A Fundação Calouste Gulbenkian anunciou que estão abertas até 31 de março de 2026 as candidaturas ao Prémio Gulbenkian Património – Maria Tereza e Vasco Vilalva, no valor de 50 mil euros, destinado a distinguir projetos de excelência na conservação, recuperação, valorização ou divulgação do património português, móvel ou imóvel.
Em comunicado, a Gulbenkian explica que o prémio foi criado em 2005, em homenagem a Vasco Maria Eugénio de Almeida, conde de Vilalva, mecenas reconhecido pelo seu contributo para a preservação e valorização do património, especialmente no Alentejo. Após o falecimento da Condessa Maria Tereza de Vilalva em 2017, o prémio passou a associar também o seu nome, conforme indicado pela Gulbenkian.
Podem candidatar-se proprietários, promotores das intervenções ou equipas técnicas responsáveis, sendo aceites intervenções concluídas no ano anterior, no ano a que se reporta o prémio, ou em curso. As candidaturas devem ser enviadas em formato digital para premio.gulbenkian-vilalva@gulbenkian.pt, podendo incluir maquetes ou componentes visuais.
Serão valorizadas intervenções que preservem bens de inquestionável valor cultural, promovam a reutilização e inserção dos bens e sigam boas práticas técnicas.
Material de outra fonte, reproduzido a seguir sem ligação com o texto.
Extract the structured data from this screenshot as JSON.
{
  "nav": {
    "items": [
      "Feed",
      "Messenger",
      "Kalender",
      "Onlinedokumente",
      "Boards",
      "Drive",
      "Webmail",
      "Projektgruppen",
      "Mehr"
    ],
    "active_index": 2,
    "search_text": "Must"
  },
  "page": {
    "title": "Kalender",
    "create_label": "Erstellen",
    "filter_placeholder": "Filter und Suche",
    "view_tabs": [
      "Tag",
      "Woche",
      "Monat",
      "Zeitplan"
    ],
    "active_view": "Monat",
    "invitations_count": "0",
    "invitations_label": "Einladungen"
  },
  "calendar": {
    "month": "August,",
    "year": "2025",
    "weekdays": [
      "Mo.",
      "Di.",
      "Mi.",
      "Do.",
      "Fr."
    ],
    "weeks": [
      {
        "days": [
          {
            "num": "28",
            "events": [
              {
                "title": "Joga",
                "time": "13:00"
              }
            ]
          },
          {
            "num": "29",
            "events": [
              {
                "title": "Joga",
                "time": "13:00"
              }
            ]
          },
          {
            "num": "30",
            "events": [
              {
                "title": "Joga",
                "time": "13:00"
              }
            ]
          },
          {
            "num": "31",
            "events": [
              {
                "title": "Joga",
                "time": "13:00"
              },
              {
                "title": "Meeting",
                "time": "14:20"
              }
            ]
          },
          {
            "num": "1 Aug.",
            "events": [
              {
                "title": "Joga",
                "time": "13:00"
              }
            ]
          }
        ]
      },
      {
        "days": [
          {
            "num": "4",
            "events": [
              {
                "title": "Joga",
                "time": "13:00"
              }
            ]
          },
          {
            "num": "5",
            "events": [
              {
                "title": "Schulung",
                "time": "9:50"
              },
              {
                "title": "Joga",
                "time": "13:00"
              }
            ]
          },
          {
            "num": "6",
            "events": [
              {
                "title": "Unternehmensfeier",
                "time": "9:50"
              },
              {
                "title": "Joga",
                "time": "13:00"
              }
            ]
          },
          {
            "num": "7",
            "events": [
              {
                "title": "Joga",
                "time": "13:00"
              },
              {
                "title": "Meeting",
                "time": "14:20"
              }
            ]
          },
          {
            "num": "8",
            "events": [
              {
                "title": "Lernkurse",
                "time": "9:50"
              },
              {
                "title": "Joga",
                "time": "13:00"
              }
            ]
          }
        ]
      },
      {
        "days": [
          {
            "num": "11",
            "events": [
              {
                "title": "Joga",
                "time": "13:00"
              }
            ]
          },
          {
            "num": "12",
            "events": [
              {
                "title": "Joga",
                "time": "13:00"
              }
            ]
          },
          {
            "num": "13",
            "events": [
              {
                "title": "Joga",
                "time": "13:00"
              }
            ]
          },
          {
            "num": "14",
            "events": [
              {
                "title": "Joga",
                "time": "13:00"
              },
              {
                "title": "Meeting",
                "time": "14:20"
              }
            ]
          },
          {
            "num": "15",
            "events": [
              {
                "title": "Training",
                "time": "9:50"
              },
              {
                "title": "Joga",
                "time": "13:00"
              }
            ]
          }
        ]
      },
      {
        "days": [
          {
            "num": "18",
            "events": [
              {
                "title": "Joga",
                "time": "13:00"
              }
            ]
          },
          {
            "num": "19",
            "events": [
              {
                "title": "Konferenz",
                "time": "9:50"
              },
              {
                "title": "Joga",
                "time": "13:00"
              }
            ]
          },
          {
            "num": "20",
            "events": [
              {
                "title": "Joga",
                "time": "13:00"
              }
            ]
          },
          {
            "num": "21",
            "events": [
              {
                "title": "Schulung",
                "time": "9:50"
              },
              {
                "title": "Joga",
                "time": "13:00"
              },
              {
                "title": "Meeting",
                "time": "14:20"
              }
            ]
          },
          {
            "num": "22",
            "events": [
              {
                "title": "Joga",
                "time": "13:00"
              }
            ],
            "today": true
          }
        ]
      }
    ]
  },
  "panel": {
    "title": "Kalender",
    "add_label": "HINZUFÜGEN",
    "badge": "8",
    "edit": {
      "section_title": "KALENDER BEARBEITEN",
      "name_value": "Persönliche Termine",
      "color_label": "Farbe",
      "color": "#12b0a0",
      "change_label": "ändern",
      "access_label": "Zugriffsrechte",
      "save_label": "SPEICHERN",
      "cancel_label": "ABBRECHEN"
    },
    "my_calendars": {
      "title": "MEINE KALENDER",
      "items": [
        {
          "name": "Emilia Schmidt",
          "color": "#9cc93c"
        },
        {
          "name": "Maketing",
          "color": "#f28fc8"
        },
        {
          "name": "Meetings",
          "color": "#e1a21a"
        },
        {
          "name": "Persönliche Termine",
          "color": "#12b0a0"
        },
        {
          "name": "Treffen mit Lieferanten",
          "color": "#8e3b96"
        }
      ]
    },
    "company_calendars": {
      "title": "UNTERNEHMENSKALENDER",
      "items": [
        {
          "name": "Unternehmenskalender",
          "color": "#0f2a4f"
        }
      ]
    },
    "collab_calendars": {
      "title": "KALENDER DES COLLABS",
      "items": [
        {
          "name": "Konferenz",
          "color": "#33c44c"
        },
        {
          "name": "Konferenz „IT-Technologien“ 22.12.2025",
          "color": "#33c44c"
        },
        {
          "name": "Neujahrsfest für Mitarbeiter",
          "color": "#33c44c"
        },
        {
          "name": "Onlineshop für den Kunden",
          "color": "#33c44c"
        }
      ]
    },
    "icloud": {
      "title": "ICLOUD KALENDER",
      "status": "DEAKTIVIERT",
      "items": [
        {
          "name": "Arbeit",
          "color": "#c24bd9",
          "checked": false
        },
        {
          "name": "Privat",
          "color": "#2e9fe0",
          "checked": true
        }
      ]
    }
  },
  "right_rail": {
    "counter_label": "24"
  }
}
O júri considera ainda a criatividade cultural, o envolvimento de comunidades locais e o contributo para a sustentabilidade e transmissão de saberes intergeracionais.
A decisão final cabe ao conselho de administração da Fundação Calouste Gulbenkian, com base numa proposta do júri do prémio. O vencedor será comunicado por escrito e a entrega decorrerá numa cerimónia pública, em data e local a anunciar pela fundação.